Actualisé 29.07.2014 à 19:39

Belgique

Mehdi Nemmouche refuse d'avouer

Le tueur présumé de quatre personnes du Musée juif de Bruxelles, Mehdi Nemmouche, a été remis mardi à la Belgique. Immédiatement interrogé, il a refusé de passer aux aveux.

L'auteur présumé de l'attentat au musée juif de Belgique, Mehdi Nemmouche, a été auditionné mardi après-midi pendant près de 3h30 par les enquêteurs. L'audition s'est terminée vers 18h30. Le suspect doit être incarcéré à la prison de Mons, a-t-on appris mardi soir de source policière. Mehdi Nemmouche a refusé de répondre aux questions des enquêteurs, selon ses avocats. Ces derniers ont par ailleurs accusé certains policiers en charge de l'enquête «d'organiser systématiquement des fuites vers la presse». Ces fuites seraient, selon eux, à l'origine du mutisme de Nemmouche durant ses auditions.

«Depuis le début de l'enquête, le parquet est certain que des policiers en charge du dossier organisent systématiquement des fuites vers la presse.
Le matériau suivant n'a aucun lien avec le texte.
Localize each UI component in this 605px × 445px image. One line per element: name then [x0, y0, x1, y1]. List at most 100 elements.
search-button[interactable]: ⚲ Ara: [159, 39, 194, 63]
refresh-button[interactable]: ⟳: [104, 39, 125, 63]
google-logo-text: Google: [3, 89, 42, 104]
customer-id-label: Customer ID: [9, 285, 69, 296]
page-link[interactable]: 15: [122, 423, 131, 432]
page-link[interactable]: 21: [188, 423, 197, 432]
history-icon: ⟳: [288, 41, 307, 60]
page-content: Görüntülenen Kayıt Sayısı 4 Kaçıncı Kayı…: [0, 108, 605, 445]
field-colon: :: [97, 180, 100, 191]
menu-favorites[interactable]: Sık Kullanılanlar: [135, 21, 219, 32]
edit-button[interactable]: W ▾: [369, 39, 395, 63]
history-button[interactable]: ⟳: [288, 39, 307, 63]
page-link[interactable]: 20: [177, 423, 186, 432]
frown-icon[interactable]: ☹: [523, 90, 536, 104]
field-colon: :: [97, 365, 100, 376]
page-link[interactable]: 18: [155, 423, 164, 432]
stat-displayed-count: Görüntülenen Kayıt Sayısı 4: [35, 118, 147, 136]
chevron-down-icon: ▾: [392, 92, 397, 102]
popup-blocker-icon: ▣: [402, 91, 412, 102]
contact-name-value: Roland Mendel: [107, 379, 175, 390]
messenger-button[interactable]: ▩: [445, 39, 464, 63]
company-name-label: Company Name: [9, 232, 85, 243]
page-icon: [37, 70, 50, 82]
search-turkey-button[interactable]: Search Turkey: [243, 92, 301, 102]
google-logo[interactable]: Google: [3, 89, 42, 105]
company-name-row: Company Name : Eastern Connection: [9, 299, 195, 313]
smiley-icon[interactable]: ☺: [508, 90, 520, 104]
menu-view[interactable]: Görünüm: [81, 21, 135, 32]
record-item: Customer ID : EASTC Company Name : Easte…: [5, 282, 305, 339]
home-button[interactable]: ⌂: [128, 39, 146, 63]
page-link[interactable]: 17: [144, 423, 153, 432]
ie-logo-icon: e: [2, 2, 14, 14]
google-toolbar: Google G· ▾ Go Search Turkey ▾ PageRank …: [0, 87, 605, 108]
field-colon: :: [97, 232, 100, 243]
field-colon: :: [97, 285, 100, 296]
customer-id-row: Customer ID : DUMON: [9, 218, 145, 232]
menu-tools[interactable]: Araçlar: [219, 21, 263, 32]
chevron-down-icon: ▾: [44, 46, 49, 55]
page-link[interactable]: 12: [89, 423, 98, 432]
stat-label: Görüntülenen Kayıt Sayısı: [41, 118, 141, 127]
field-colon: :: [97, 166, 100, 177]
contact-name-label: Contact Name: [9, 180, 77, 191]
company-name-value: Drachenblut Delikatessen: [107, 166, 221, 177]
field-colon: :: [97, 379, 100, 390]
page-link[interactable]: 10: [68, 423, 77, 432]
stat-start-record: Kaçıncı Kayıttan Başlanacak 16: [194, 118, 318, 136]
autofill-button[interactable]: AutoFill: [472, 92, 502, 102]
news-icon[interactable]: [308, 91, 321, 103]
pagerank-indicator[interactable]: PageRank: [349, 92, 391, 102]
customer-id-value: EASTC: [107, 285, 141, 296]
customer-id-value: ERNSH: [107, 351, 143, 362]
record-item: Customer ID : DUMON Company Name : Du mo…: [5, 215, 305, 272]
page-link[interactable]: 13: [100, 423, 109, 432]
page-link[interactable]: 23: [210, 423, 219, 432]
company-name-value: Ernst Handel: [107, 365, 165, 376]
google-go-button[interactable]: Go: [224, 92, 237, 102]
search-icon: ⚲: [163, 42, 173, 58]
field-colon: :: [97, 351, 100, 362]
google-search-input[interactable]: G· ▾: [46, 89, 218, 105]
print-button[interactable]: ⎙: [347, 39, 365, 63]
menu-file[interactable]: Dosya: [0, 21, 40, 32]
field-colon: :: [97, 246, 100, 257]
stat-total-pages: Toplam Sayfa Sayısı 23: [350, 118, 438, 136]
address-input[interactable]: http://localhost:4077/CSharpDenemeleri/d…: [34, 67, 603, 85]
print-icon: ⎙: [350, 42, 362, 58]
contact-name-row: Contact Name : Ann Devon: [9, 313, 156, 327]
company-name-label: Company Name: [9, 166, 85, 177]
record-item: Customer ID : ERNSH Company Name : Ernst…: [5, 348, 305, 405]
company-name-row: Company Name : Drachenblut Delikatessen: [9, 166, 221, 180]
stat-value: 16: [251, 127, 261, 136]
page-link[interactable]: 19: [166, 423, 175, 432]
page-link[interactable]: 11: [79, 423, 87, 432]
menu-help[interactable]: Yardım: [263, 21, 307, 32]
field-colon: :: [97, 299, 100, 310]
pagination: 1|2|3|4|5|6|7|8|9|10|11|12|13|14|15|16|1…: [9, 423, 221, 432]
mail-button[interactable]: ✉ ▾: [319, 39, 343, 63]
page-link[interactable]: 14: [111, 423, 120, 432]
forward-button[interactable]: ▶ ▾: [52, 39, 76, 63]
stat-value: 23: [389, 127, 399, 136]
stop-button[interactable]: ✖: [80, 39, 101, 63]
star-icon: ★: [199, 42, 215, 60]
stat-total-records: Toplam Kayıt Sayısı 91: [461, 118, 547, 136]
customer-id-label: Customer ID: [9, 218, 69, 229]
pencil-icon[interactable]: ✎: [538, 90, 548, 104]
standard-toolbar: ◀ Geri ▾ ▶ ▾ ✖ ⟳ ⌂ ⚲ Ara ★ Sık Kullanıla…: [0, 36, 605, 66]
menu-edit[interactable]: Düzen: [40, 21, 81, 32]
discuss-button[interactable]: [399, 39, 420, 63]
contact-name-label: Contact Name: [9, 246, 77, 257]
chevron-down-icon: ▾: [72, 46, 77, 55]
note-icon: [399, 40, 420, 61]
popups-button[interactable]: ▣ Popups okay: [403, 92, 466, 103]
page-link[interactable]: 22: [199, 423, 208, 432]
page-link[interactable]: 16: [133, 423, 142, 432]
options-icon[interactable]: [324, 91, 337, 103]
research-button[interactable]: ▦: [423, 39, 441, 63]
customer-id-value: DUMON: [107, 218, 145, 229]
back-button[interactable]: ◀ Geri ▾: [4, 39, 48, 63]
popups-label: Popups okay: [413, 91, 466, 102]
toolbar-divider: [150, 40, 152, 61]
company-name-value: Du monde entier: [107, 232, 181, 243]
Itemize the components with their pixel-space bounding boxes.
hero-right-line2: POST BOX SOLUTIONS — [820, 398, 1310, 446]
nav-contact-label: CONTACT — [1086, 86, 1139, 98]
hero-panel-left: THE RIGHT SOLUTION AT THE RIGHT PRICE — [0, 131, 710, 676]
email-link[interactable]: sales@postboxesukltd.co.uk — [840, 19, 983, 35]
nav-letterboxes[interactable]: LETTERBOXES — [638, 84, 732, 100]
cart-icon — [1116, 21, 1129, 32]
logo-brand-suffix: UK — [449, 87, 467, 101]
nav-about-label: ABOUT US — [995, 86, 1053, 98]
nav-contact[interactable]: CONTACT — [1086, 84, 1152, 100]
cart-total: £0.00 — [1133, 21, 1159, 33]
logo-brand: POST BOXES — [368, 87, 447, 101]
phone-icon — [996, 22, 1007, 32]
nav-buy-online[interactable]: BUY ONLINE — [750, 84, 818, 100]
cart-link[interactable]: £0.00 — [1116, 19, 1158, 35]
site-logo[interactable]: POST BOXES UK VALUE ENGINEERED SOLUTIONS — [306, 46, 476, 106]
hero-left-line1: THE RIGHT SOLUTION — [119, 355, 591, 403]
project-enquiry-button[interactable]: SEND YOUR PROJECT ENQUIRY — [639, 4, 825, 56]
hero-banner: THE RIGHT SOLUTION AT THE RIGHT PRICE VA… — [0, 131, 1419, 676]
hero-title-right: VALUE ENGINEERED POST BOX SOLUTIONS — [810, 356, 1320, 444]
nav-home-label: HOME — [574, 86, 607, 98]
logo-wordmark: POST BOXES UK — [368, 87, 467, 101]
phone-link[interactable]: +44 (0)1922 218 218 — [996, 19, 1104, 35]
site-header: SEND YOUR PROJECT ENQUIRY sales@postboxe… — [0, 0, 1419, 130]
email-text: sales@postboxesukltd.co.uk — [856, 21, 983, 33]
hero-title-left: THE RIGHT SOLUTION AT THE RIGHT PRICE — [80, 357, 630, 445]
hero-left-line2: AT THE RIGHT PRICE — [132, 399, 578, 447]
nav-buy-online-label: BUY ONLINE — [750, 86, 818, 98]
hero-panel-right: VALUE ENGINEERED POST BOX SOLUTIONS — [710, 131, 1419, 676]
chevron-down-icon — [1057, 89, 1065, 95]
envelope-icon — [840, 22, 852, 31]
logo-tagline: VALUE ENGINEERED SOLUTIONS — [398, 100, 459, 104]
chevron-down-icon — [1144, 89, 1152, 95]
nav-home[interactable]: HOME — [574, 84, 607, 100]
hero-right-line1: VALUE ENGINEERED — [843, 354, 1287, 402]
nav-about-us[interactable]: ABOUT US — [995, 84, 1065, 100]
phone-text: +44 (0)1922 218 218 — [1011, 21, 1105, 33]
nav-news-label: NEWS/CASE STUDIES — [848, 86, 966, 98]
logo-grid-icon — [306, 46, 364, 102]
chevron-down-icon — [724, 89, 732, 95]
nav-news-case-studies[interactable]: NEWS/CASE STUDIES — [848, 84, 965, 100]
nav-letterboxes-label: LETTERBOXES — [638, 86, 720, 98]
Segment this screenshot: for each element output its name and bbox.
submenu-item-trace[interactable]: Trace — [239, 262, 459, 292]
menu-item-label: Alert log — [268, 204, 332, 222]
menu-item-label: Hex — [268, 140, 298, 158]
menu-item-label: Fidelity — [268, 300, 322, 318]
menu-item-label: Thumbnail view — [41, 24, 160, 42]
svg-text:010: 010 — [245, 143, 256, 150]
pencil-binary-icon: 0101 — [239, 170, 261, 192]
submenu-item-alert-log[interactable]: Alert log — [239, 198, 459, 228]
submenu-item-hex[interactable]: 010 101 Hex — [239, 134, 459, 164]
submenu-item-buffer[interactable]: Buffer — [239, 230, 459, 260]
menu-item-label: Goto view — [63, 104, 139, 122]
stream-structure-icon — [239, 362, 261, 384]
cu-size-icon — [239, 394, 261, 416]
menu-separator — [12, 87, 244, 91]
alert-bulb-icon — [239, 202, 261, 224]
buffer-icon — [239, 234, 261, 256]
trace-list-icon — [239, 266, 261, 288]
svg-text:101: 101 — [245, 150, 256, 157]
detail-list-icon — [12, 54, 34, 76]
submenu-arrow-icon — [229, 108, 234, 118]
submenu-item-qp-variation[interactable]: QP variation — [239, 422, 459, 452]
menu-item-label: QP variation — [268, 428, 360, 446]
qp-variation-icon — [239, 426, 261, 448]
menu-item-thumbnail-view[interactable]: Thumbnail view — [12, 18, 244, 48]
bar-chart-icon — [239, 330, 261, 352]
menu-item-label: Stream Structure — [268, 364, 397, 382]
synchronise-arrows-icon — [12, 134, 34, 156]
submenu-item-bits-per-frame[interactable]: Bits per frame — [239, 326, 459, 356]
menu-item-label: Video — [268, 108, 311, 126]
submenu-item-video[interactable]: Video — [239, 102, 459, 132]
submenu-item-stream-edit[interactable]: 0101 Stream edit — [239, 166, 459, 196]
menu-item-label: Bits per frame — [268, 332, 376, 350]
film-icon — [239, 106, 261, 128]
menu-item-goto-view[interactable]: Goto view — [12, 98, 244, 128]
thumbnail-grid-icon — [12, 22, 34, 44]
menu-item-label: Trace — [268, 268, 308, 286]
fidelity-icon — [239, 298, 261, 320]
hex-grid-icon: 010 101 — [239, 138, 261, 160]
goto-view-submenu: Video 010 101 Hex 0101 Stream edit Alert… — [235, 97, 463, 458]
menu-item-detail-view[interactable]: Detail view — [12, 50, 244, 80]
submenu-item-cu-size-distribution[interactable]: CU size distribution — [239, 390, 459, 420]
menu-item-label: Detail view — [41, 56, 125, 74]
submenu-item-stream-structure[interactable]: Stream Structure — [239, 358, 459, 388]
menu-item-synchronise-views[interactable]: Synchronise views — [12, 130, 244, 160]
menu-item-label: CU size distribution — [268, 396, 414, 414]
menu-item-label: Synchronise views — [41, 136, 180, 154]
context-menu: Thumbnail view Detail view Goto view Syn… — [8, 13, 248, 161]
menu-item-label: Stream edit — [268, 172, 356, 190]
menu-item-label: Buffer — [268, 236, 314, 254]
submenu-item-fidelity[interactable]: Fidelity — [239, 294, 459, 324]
Or Mehdi Nemmouche a droit à une justice sereine et n'a aucune envie que ses déclarations se retrouvent le lendemain dans la presse de caniveau», a indiqué Sébastien Courtoy, l'un des avocats de Mehdi Nemmouche. «Ces fuites sont la raison pour laquelle Mehdi Nemmouche refuse de répondre aux questions lors des auditions. Nous voulons que les enquêteurs qui violent la loi et qui sont responsables du sabordage de leur propre enquête soient écartés du dossier. Tant que ce ne sera pas le cas, mon client restera sur ses positions», a-t-il conclu, selon des propos rapportés par l'agence Belga.

La remise à la Belgique de Mehdi Nemmouche a été annoncée à l'AFP par une porte-parole de la police fédérale belge, Tine Hollevoet. Arrêté à Marseille, dans le sud de la France le 30 mai et écroué depuis début juin à la maison d'arrêt de Bois-d'Arcy, en région parisienne, ce Français d'origine algérienne de 29 ans est soupçonné de quatre assassinats commis le 24 mai au nom du jihad dans le Musée juif de Bruxelles. Réclamé par les autorités belges, il a été transféré mardi matin par convoi spécial, sous escorte de la gendarmerie française, selon les médias belges.